Unlike scikit-learn’s mean_absolute_error, which is usually called as an offline aggregate, FutureAGI workflows keep MAE attached to prompts, datasets, traces, and release gates. A team might set mae <= 2.00 USD for invoice extraction, then block a release when the global MAE is acceptable but the “international tax” slice jumps from 1.20 to 7.80. The next action is not a broad rollback by default; it is a targeted regression eval on that slice, followed by prompt repair, tool-schema cleanup, or human annotation.

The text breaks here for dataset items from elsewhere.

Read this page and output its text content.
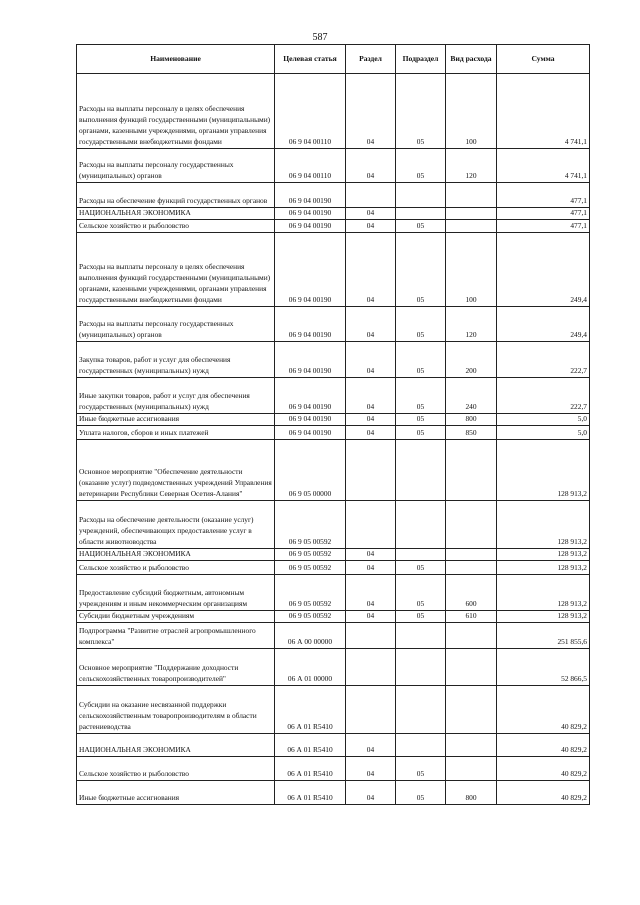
587
Наименование	Целевая статья	Раздел	Подраздел	Вид расхода	Сумма
Расходы на выплаты персоналу в целях обеспечения выполнения функций государственными (муниципальными) органами, казенными учреждениями, органами управления государственными внебюджетными фондами	06 9 04 00110	04	05	100	4 741,1
Расходы на выплаты персоналу государственных (муниципальных) органов	06 9 04 00110	04	05	120	4 741,1
Расходы на обеспечение функций государственных органов	06 9 04 00190				477,1
НАЦИОНАЛЬНАЯ ЭКОНОМИКА	06 9 04 00190	04			477,1
Сельское хозяйство и рыболовство	06 9 04 00190	04	05		477,1
Расходы на выплаты персоналу в целях обеспечения выполнения функций государственными (муниципальными) органами, казенными учреждениями, органами управления государственными внебюджетными фондами	06 9 04 00190	04	05	100	249,4
Расходы на выплаты персоналу государственных (муниципальных) органов	06 9 04 00190	04	05	120	249,4
Закупка товаров, работ и услуг для обеспечения государственных (муниципальных) нужд	06 9 04 00190	04	05	200	222,7
Иные закупки товаров, работ и услуг для обеспечения государственных (муниципальных) нужд	06 9 04 00190	04	05	240	222,7
Иные бюджетные ассигнования	06 9 04 00190	04	05	800	5,0
Уплата налогов, сборов и иных платежей	06 9 04 00190	04	05	850	5,0
Основное мероприятие "Обеспечение деятельности (оказание услуг) подведомственных учреждений Управления ветеринарии Республики Северная Осетия-Алания"	06 9 05 00000				128 913,2
Расходы на обеспечение деятельности (оказание услуг) учреждений, обеспечивающих предоставление услуг в области животноводства	06 9 05 00592				128 913,2
НАЦИОНАЛЬНАЯ ЭКОНОМИКА	06 9 05 00592	04			128 913,2
Сельское хозяйство и рыболовство	06 9 05 00592	04	05		128 913,2
Предоставление субсидий бюджетным, автономным учреждениям и иным некоммерческим организациям	06 9 05 00592	04	05	600	128 913,2
Субсидии бюджетным учреждениям	06 9 05 00592	04	05	610	128 913,2
Подпрограмма "Развитие отраслей агропромышленного комплекса"	06 А 00 00000				251 855,6
Основное мероприятие "Поддержание доходности сельскохозяйственных товаропроизводителей"	06 А 01 00000				52 866,5
Субсидии на оказание несвязанной поддержки сельскохозяйственным товаропроизводителям в области растениеводства	06 А 01 R5410				40 829,2
НАЦИОНАЛЬНАЯ ЭКОНОМИКА	06 А 01 R5410	04			40 829,2
Сельское хозяйство и рыболовство	06 А 01 R5410	04	05		40 829,2
Иные бюджетные ассигнования	06 А 01 R5410	04	05	800	40 829,2
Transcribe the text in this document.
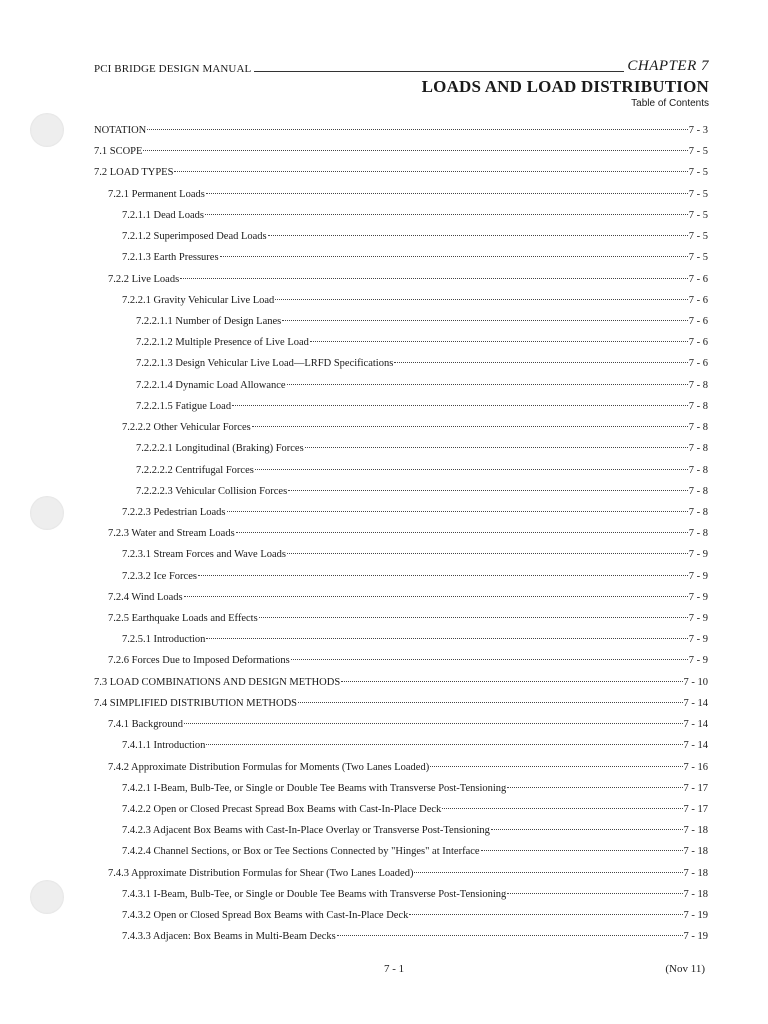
PCI BRIDGE DESIGN MANUAL	CHAPTER 7
LOADS AND LOAD DISTRIBUTION
Table of Contents
NOTATION	7 - 3
7.1 SCOPE	7 - 5
7.2 LOAD TYPES	7 - 5
7.2.1 Permanent Loads	7 - 5
7.2.1.1 Dead Loads	7 - 5
7.2.1.2 Superimposed Dead Loads	7 - 5
7.2.1.3 Earth Pressures	7 - 5
7.2.2 Live Loads	7 - 6
7.2.2.1 Gravity Vehicular Live Load	7 - 6
7.2.2.1.1 Number of Design Lanes	7 - 6
7.2.2.1.2 Multiple Presence of Live Load	7 - 6
7.2.2.1.3 Design Vehicular Live Load—LRFD Specifications	7 - 6
7.2.2.1.4 Dynamic Load Allowance	7 - 8
7.2.2.1.5 Fatigue Load	7 - 8
7.2.2.2 Other Vehicular Forces	7 - 8
7.2.2.2.1 Longitudinal (Braking) Forces	7 - 8
7.2.2.2.2 Centrifugal Forces	7 - 8
7.2.2.2.3 Vehicular Collision Forces	7 - 8
7.2.2.3 Pedestrian Loads	7 - 8
7.2.3 Water and Stream Loads	7 - 8
7.2.3.1 Stream Forces and Wave Loads	7 - 9
7.2.3.2 Ice Forces	7 - 9
7.2.4 Wind Loads	7 - 9
7.2.5 Earthquake Loads and Effects	7 - 9
7.2.5.1 Introduction	7 - 9
7.2.6 Forces Due to Imposed Deformations	7 - 9
7.3 LOAD COMBINATIONS AND DESIGN METHODS	7 - 10
7.4 SIMPLIFIED DISTRIBUTION METHODS	7 - 14
7.4.1 Background	7 - 14
7.4.1.1 Introduction	7 - 14
7.4.2 Approximate Distribution Formulas for Moments (Two Lanes Loaded)	7 - 16
7.4.2.1 I-Beam, Bulb-Tee, or Single or Double Tee Beams with Transverse Post-Tensioning	7 - 17
7.4.2.2 Open or Closed Precast Spread Box Beams with Cast-In-Place Deck	7 - 17
7.4.2.3 Adjacent Box Beams with Cast-In-Place Overlay or Transverse Post-Tensioning	7 - 18
7.4.2.4 Channel Sections, or Box or Tee Sections Connected by "Hinges" at Interface	7 - 18
7.4.3 Approximate Distribution Formulas for Shear (Two Lanes Loaded)	7 - 18
7.4.3.1 I-Beam, Bulb-Tee, or Single or Double Tee Beams with Transverse Post-Tensioning	7 - 18
7.4.3.2 Open or Closed Spread Box Beams with Cast-In-Place Deck	7 - 19
7.4.3.3 Adjacen: Box Beams in Multi-Beam Decks	7 - 19
7 - 1	(Nov 11)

How to measure or detect mean absolute error

Measure MAE only after normalizing units, currencies, timestamps, and numeric formats. Then keep both row-level and aggregate signals:

Row absolute error — abs(response_value - expected_value); inspect this before averaging so outlier examples stay visible.
MAE-by-cohort dashboard — segment by model, prompt version, tool route, language, unit, tenant, and dataset slice.
CustomEvaluation — FutureAGI evaluator surface for recording the custom scalar and row metadata in an eval run.
Trace signals — compare MAE with llm.token_count.prompt, p99 latency, retry rate, and tool-error rate when numeric drift appears.
User-feedback proxy — corrected-number rate, manual override rate, refund adjustment rate, or escalation rate for rows without labels.

Minimal Python:

from fi.evals import CustomEvaluation

def mae(rows):
    errors = [abs(row.predicted - row.expected) for row in rows]
    return sum(errors) / len(errors)

score = mae(eval_rows)
print(score)

Pair MAE with metric thresholds that match the business unit. A two-cent miss may be noise in invoice estimation and unacceptable in tax calculation.

Common mistakes

Engineers usually misuse MAE by losing the unit, the slice, or the failure magnitude:

Averaging mixed units. Minutes, dollars, percentages, and risk scores need separate MAE series or normalized targets.
Dropping row-level errors. The aggregate hides whether one extreme miss or many small misses caused the regression.
Using MAE for categorical outputs. Labels, enum values, and tool names need exact match, confusion matrix, precision, or recall.
Ignoring signed error. MAE hides bias direction; also track mean error when overestimation and underestimation have different costs.
Comparing after prompt-format changes. A new extraction instruction can change parsing behavior even when the underlying model is unchanged.